Most important from my perspective, I won validation for the creative process that resulted in Littlest Death.

When I teach, I often say that craft tools should be based on the underlying linguistic and cognitive principles that govern the reader’s internalization of emotion from story. The test of a principle-based tool is pretty simple. It must be all of the following:

  1. Useful as a descriptive tool for finished, text-based story.
  2. Useful as an analysis tool and solution predictor for revision of text-based story.
  3. Useful as a design tool for the production of text-based story.

To that end, I have spent about 25 years obsessively characterizing and recording tools that fit the above criteria into a personal catalog. I use these tools constantly, and I teach them to others. However, prior to writing Littlest Death, there were a few tools in my box that I believed fit the criteria but that I had never actually tested on the design level. I had only used them as diagnostic and revision tools.

I used the opportunity to write my Afterlife Fantasy to test the design power of the untested tools. Specifically, the tools I often used in revision and description but had not really applied during story design were:

  • Irreconcilable Self as a control for character psychological and sociological development.
  • Vertical Story Analysis as a design tool to support manifestation of Dramatic Premise (Lajos Egri) and Character Arc prior to composition.
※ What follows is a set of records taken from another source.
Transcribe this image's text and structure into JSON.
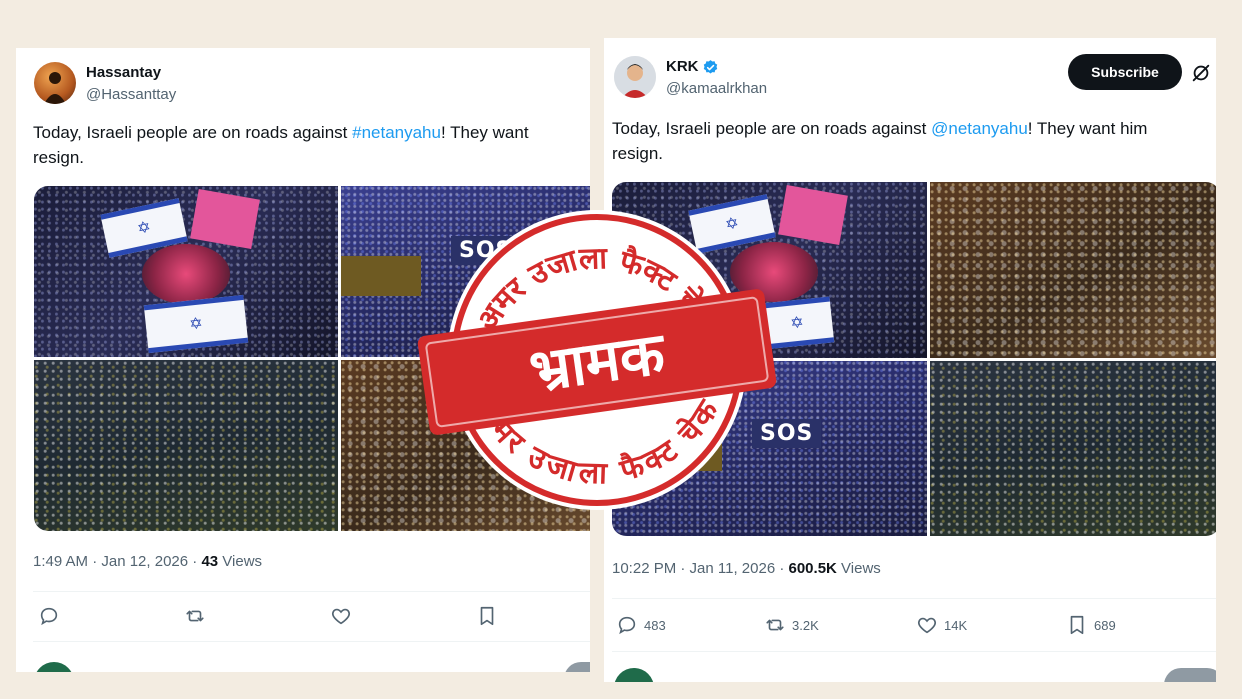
{
  "left_tweet": {
    "name": "Hassantay",
    "handle": "@Hassanttay",
    "text_before": "Today, Israeli people are on roads against ",
    "hashtag": "#netanyahu",
    "text_after": "! They want",
    "text_line2": "resign.",
    "meta_time": "1:49 AM · Jan 12, 2026 · ",
    "meta_views_count": "43",
    "meta_views_label": " Views",
    "icons": [
      "reply-icon",
      "retweet-icon",
      "like-icon",
      "bookmark-icon"
    ]
  },
  "right_tweet": {
    "name": "KRK",
    "handle": "@kamaalrkhan",
    "subscribe_label": "Subscribe",
    "text_before": "Today, Israeli people are on roads against ",
    "mention": "@netanyahu",
    "text_after": "! They want him",
    "text_line2": "resign.",
    "meta_time": "10:22 PM · Jan 11, 2026 · ",
    "meta_views_count": "600.5K",
    "meta_views_label": " Views",
    "reply_count": "483",
    "retweet_count": "3.2K",
    "like_count": "14K",
    "bookmark_count": "689",
    "sos_sign": "SOS"
  },
  "stamp": {
    "arc_top": "अमर उजाला फैक्ट चेक",
    "arc_bottom": "अमर उजाला फैक्ट चेक",
    "verdict": "भ्रामक",
    "color": "#d42b2b"
  }
}
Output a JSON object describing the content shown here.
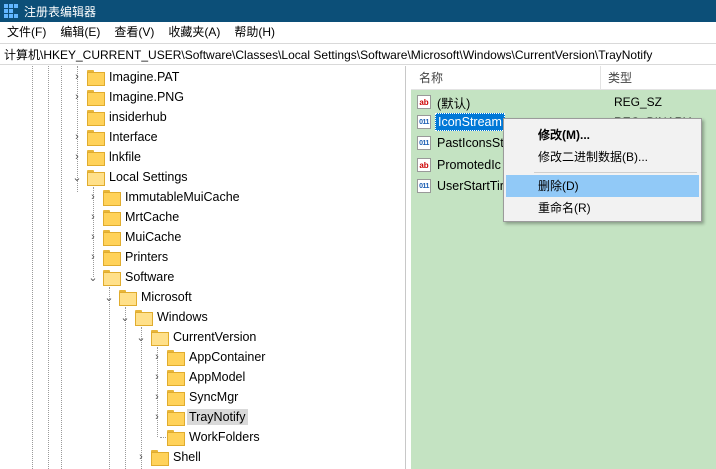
{
  "window": {
    "title": "注册表编辑器"
  },
  "menu": [
    "文件(F)",
    "编辑(E)",
    "查看(V)",
    "收藏夹(A)",
    "帮助(H)"
  ],
  "address": "计算机\\HKEY_CURRENT_USER\\Software\\Classes\\Local Settings\\Software\\Microsoft\\Windows\\CurrentVersion\\TrayNotify",
  "tree": {
    "nodes": [
      {
        "label": "Imagine.PAT",
        "expander": ">"
      },
      {
        "label": "Imagine.PNG",
        "expander": ">"
      },
      {
        "label": "insiderhub",
        "expander": ""
      },
      {
        "label": "Interface",
        "expander": ">"
      },
      {
        "label": "lnkfile",
        "expander": ">"
      },
      {
        "label": "Local Settings",
        "expander": "v"
      },
      {
        "label": "ImmutableMuiCache",
        "expander": ">"
      },
      {
        "label": "MrtCache",
        "expander": ">"
      },
      {
        "label": "MuiCache",
        "expander": ">"
      },
      {
        "label": "Printers",
        "expander": ">"
      },
      {
        "label": "Software",
        "expander": "v"
      },
      {
        "label": "Microsoft",
        "expander": "v"
      },
      {
        "label": "Windows",
        "expander": "v"
      },
      {
        "label": "CurrentVersion",
        "expander": "v"
      },
      {
        "label": "AppContainer",
        "expander": ">"
      },
      {
        "label": "AppModel",
        "expander": ">"
      },
      {
        "label": "SyncMgr",
        "expander": ">"
      },
      {
        "label": "TrayNotify",
        "expander": ">",
        "selected": true
      },
      {
        "label": "WorkFolders",
        "expander": ""
      },
      {
        "label": "Shell",
        "expander": ">"
      }
    ]
  },
  "list": {
    "headers": {
      "name": "名称",
      "type": "类型"
    },
    "entries": [
      {
        "name": "(默认)",
        "type": "REG_SZ",
        "icon": "string-value-icon"
      },
      {
        "name": "IconStream",
        "type": "REG_BINARY",
        "icon": "binary-value-icon",
        "selected": true
      },
      {
        "name": "PastIconsSt",
        "type": "",
        "icon": "binary-value-icon"
      },
      {
        "name": "PromotedIc",
        "type": "",
        "icon": "string-value-icon"
      },
      {
        "name": "UserStartTir",
        "type": "",
        "icon": "binary-value-icon"
      }
    ]
  },
  "context_menu": {
    "items": [
      {
        "label": "修改(M)...",
        "bold": true
      },
      {
        "label": "修改二进制数据(B)..."
      },
      {
        "label": "删除(D)",
        "highlighted": true
      },
      {
        "label": "重命名(R)"
      }
    ]
  },
  "colors": {
    "titlebar": "#0c4f78",
    "list_background": "#c4e3c2",
    "selection": "#0078d7",
    "menu_highlight": "#91c9f7"
  }
}
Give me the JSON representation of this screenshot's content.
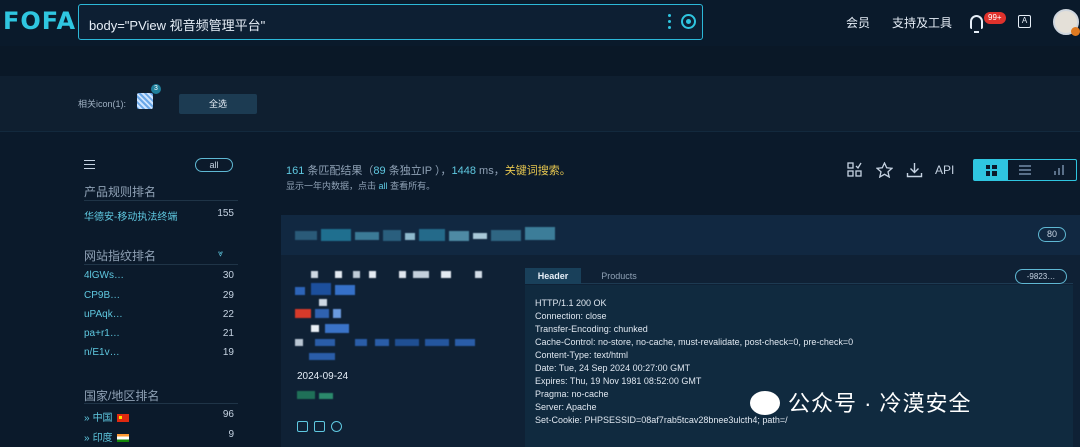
{
  "header": {
    "logo": "FOFA",
    "query": "body=\"PView 视音频管理平台\"",
    "nav": [
      "会员",
      "支持及工具"
    ],
    "notif_badge": "99+",
    "translate_glyph": "A"
  },
  "icon_filter": {
    "label": "相关icon(1):",
    "badge": "3",
    "select_all": "全选"
  },
  "sidebar": {
    "all_pill": "all",
    "product": {
      "title": "产品规则排名",
      "items": [
        {
          "k": "华德安-移动执法终端",
          "v": "155"
        }
      ]
    },
    "fingerprint": {
      "title": "网站指纹排名",
      "items": [
        {
          "k": "4lGWs…",
          "v": "30"
        },
        {
          "k": "CP9B…",
          "v": "29"
        },
        {
          "k": "uPAqk…",
          "v": "22"
        },
        {
          "k": "pa+r1…",
          "v": "21"
        },
        {
          "k": "n/E1v…",
          "v": "19"
        }
      ]
    },
    "country": {
      "title": "国家/地区排名",
      "items": [
        {
          "k": "中国",
          "v": "96"
        },
        {
          "k": "印度",
          "v": "9"
        }
      ]
    }
  },
  "summary": {
    "count": "161",
    "count_suffix": " 条匹配结果（",
    "ip": "89",
    "ip_suffix": " 条独立IP ），",
    "ms": "1448",
    "ms_suffix": " ms，",
    "keyword": "关键词搜索。",
    "sub_prefix": "显示一年内数据，点击",
    "sub_link": "all",
    "sub_suffix": "查看所有。"
  },
  "toolbar": {
    "api_label": "API"
  },
  "result": {
    "port": "80",
    "date": "2024-09-24",
    "tab_header": "Header",
    "tab_products": "Products",
    "hash": "-9823…",
    "headers": [
      "HTTP/1.1 200 OK",
      "Connection: close",
      "Transfer-Encoding: chunked",
      "Cache-Control: no-store, no-cache, must-revalidate, post-check=0, pre-check=0",
      "Content-Type: text/html",
      "Date: Tue, 24 Sep 2024 00:27:00 GMT",
      "Expires: Thu, 19 Nov 1981 08:52:00 GMT",
      "Pragma: no-cache",
      "Server: Apache",
      "Set-Cookie: PHPSESSID=08af7rab5tcav28bnee3ulcth4; path=/"
    ]
  },
  "watermark": "公众号 · 冷漠安全",
  "colors": {
    "accent": "#2fc6e0",
    "keyword": "#e6c64f",
    "badge": "#e0322c",
    "bg": "#0b1a2b"
  }
}
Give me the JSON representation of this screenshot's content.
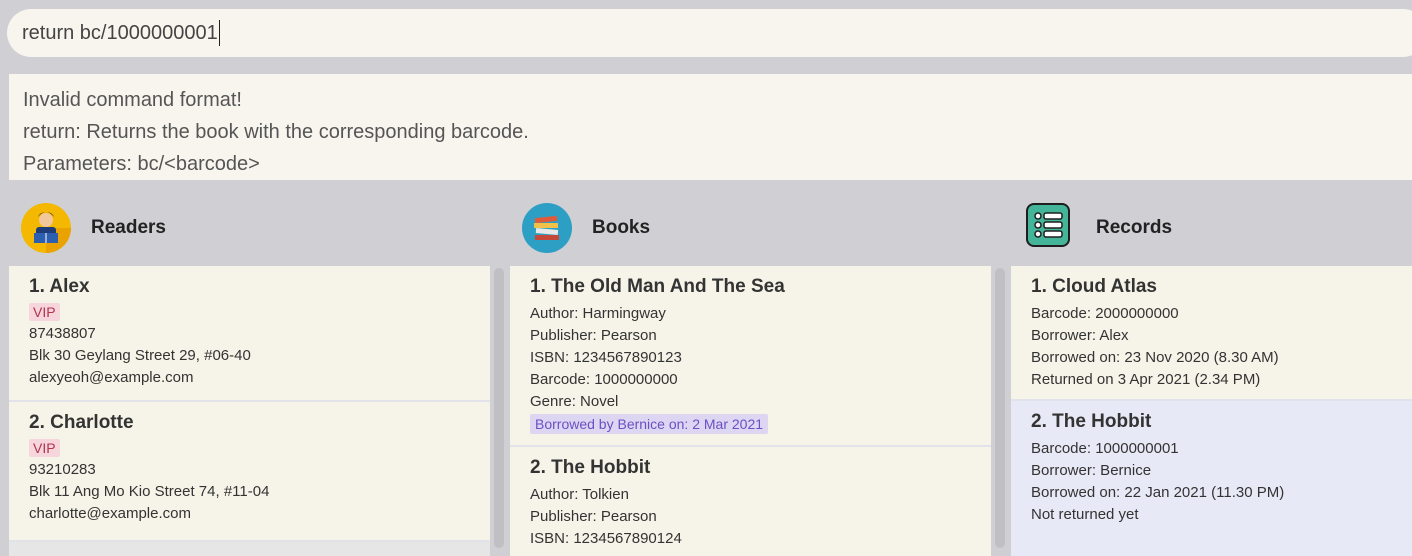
{
  "command": {
    "value": "return bc/1000000001"
  },
  "result": {
    "lines": [
      "Invalid command format!",
      "return: Returns the book with the corresponding barcode.",
      "Parameters: bc/<barcode>"
    ]
  },
  "columns": {
    "readers": {
      "title": "Readers",
      "icon": "reader-icon"
    },
    "books": {
      "title": "Books",
      "icon": "books-icon"
    },
    "records": {
      "title": "Records",
      "icon": "list-icon"
    }
  },
  "readers": [
    {
      "name": "1.  Alex",
      "tag": "VIP",
      "phone": "87438807",
      "address": "Blk 30 Geylang Street 29, #06-40",
      "email": "alexyeoh@example.com"
    },
    {
      "name": "2.  Charlotte",
      "tag": "VIP",
      "phone": "93210283",
      "address": "Blk 11 Ang Mo Kio Street 74, #11-04",
      "email": "charlotte@example.com"
    }
  ],
  "books": [
    {
      "title": "1.  The Old Man And The Sea",
      "author": "Author: Harmingway",
      "publisher": "Publisher: Pearson",
      "isbn": "ISBN: 1234567890123",
      "barcode": "Barcode: 1000000000",
      "genre": "Genre: Novel",
      "status": "Borrowed by Bernice on: 2 Mar 2021"
    },
    {
      "title": "2.  The Hobbit",
      "author": "Author: Tolkien",
      "publisher": "Publisher: Pearson",
      "isbn": "ISBN: 1234567890124"
    }
  ],
  "records": [
    {
      "title": "1.  Cloud Atlas",
      "barcode": "Barcode: 2000000000",
      "borrower": "Borrower: Alex",
      "borrowed": "Borrowed on: 23 Nov 2020 (8.30 AM)",
      "returned": "Returned on 3 Apr 2021 (2.34 PM)"
    },
    {
      "title": "2.  The Hobbit",
      "barcode": "Barcode: 1000000001",
      "borrower": "Borrower: Bernice",
      "borrowed": "Borrowed on: 22 Jan 2021 (11.30 PM)",
      "returned": "Not returned yet"
    }
  ],
  "colors": {
    "background": "#d0cfd4",
    "card": "#f6f4e8",
    "selected_card": "#e8e9f6",
    "vip_tag": "#f6d6dc",
    "borrow_tag": "#dcd6f2"
  }
}
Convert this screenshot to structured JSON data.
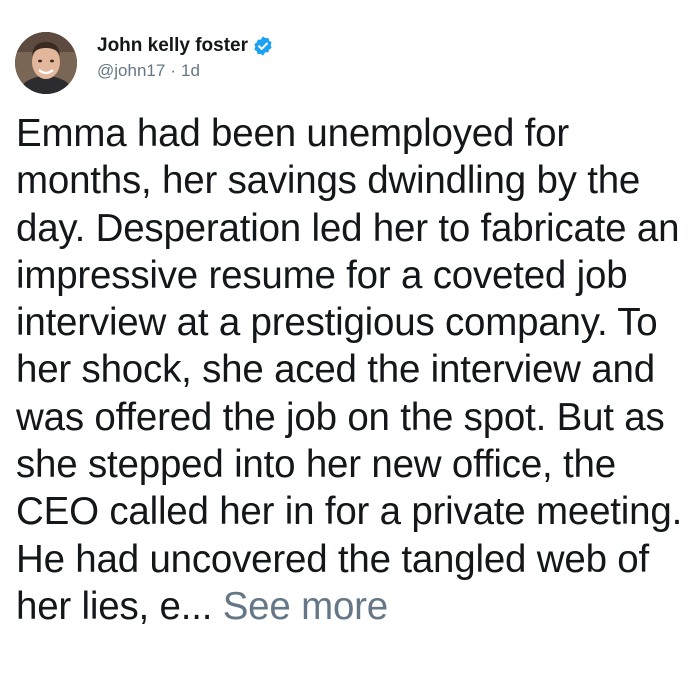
{
  "tweet": {
    "author": {
      "display_name": "John kelly foster",
      "handle": "@john17",
      "separator": "·",
      "age": "1d",
      "verified": true,
      "avatar_icon": "profile-photo",
      "verified_icon": "verified-badge-icon"
    },
    "text": "Emma had been unemployed for months, her savings dwindling by the day. Desperation led her to fabricate an impressive resume for a coveted job interview at a prestigious company. To her shock, she aced the interview and was offered the job on the spot. But as she stepped into her new office, the CEO called her in for a private meeting. He had uncovered the tangled web of her lies, e... ",
    "see_more_label": "See more"
  },
  "colors": {
    "text_primary": "#14171a",
    "text_secondary": "#657786",
    "verified_badge": "#1da1f2"
  }
}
I’m not going to explain these tools here. Sorry. It would take too long. I’m just saying that these tools have been in my box for a while, and I have used them to revise many stories that went on to sell. In fact, I used them to revise Bull’s Labyrinth, which won the International Book Award for Fantasy Fiction. I also used them to revise some, but not all by any means, of the stories in Professor Witchey’s Miracle Mood Cure. I had just never used them up front before initial composition, so I felt a little bit like a fraud when I taught them because I had only proven to myself that they worked on two of the three levels of proof for “tool” that I require.

Once Littlest Death went into print and I started getting emails from people who cried tears of joy while reading, I felt pretty good about having demonstrated the tools’ usefulness in design. Once Littlest Death won two awards and several finalist slots in competition against many thousands of other novels, I started thinking it might be worth considering a few more such experiments in design.

What did I win?

I won validation of knowledge, confidence in that knowledge, and the confidence that sharing that knowledge with others will be useful to them.